A major difference between European and American philately is how collectors in those areas view the signing of stamps. Signing stamps on the back, usually with a handstamp and usually in ink, began in the late Nineteenth Century in Germany as a dealer identification marking. Dealers would sign the stamps that they sold and such signatures, by prestigious companies such as the Senf Brothers, became an early form of guarantee. If Senf sold it, the stamp was genuine and the new owner could buy and sell the stamp confident that he was dealing with the genuine article. This signature system has evolved to the current European system of expert signatures to the point where nearly every European stamp of value has been indelibly marked in ink by various experts to confirm genuineness and provenance.

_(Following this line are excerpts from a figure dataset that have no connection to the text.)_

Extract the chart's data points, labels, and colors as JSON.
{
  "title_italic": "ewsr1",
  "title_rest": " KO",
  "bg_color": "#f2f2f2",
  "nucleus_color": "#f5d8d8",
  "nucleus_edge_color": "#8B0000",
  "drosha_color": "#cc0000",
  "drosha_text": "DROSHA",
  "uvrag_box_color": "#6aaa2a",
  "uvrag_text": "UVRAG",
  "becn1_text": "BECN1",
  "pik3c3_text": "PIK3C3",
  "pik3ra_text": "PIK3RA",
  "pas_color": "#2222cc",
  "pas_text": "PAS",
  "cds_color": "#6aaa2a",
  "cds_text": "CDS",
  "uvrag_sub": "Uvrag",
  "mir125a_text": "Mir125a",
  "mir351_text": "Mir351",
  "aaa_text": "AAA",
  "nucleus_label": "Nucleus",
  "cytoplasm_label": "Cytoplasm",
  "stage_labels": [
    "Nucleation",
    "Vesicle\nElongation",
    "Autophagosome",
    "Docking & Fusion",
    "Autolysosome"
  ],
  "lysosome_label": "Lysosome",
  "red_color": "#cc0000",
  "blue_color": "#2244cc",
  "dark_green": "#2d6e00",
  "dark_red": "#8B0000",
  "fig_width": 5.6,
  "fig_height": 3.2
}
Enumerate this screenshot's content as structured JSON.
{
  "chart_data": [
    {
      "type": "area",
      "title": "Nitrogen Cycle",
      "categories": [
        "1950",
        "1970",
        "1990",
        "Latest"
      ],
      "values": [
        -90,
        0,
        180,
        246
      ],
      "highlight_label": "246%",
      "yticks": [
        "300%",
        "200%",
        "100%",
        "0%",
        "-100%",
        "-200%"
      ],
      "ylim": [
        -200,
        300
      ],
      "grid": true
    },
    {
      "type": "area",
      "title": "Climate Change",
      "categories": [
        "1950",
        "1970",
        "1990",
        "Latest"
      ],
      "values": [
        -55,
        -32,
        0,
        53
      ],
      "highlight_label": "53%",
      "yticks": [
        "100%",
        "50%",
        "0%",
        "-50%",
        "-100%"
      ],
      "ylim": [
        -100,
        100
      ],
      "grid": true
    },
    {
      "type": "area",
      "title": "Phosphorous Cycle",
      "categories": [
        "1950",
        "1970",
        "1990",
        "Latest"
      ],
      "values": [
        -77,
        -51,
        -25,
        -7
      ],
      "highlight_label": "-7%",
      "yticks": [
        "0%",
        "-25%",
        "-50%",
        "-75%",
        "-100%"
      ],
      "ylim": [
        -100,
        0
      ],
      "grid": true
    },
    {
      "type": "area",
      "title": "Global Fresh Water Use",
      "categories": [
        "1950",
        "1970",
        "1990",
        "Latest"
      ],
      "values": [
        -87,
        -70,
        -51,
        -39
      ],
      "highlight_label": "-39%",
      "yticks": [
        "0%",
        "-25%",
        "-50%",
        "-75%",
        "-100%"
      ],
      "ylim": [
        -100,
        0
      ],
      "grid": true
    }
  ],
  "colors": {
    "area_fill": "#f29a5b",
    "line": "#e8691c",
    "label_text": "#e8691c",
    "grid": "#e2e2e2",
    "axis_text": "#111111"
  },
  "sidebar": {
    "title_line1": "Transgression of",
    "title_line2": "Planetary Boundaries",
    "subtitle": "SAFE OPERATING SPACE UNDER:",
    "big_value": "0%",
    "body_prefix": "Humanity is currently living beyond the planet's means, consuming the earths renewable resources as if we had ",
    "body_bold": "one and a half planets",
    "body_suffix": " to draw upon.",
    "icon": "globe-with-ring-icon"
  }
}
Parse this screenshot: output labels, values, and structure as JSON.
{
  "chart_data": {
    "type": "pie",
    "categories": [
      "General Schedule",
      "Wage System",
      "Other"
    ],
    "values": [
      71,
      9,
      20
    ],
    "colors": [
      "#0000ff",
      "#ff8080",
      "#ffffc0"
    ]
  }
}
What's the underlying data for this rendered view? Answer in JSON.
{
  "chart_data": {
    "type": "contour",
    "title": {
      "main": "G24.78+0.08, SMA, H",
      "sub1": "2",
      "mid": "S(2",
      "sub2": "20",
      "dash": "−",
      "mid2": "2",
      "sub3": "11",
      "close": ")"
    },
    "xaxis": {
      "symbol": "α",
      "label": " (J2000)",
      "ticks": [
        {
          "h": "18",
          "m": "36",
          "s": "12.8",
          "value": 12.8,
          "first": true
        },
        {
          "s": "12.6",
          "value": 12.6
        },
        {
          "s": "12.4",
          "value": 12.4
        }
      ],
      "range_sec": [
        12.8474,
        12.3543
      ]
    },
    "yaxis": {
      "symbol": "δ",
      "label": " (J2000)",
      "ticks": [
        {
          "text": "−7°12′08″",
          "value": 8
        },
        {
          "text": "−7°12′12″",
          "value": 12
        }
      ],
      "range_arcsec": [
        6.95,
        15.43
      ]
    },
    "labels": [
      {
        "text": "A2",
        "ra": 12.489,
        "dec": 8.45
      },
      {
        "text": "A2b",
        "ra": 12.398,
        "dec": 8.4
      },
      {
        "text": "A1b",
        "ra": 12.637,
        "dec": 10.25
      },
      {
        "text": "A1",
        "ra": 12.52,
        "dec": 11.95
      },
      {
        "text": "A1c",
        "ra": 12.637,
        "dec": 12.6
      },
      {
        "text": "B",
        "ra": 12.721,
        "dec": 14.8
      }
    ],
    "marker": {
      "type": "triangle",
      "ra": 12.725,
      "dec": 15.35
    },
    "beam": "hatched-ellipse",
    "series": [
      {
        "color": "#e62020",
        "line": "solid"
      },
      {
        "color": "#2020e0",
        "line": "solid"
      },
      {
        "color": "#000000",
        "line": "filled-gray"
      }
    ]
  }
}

Americans have always felt this system to be somewhat daft. If the goal in collecting is to find a specimen as close to post office issued quality as possible then the marking of stamps with ink to increase their value by proving genuineness doesn’t make much sense. We have evolved a far more extensive system of photo certificates in this country (and created it far earlier) than they have in Europe. But perhaps the difference is more philatelic than temperamental. By 1900 in Europe, forgeries were a major problem and before inexpensive photography a signature from a renown expert was the easiest way a collector had to set himself at ease that the stamp he was buying was genuine. Counterfeits on US stamps were much less of a problem until about 1930 (by which time photography was far cheaper) when counterfeit coils began flooding the market. This was because strongly enforced counterfeiting laws made knock offs of US stamps too risky whereas the major political transformations of Germany and Italy in the late Nineteenth Century made for hundreds of rare demonetized stamps which no government cared if anyone copied. Such a situation required a cheap and efficient way of proving genuineness and the system of signing stamps fit the bill.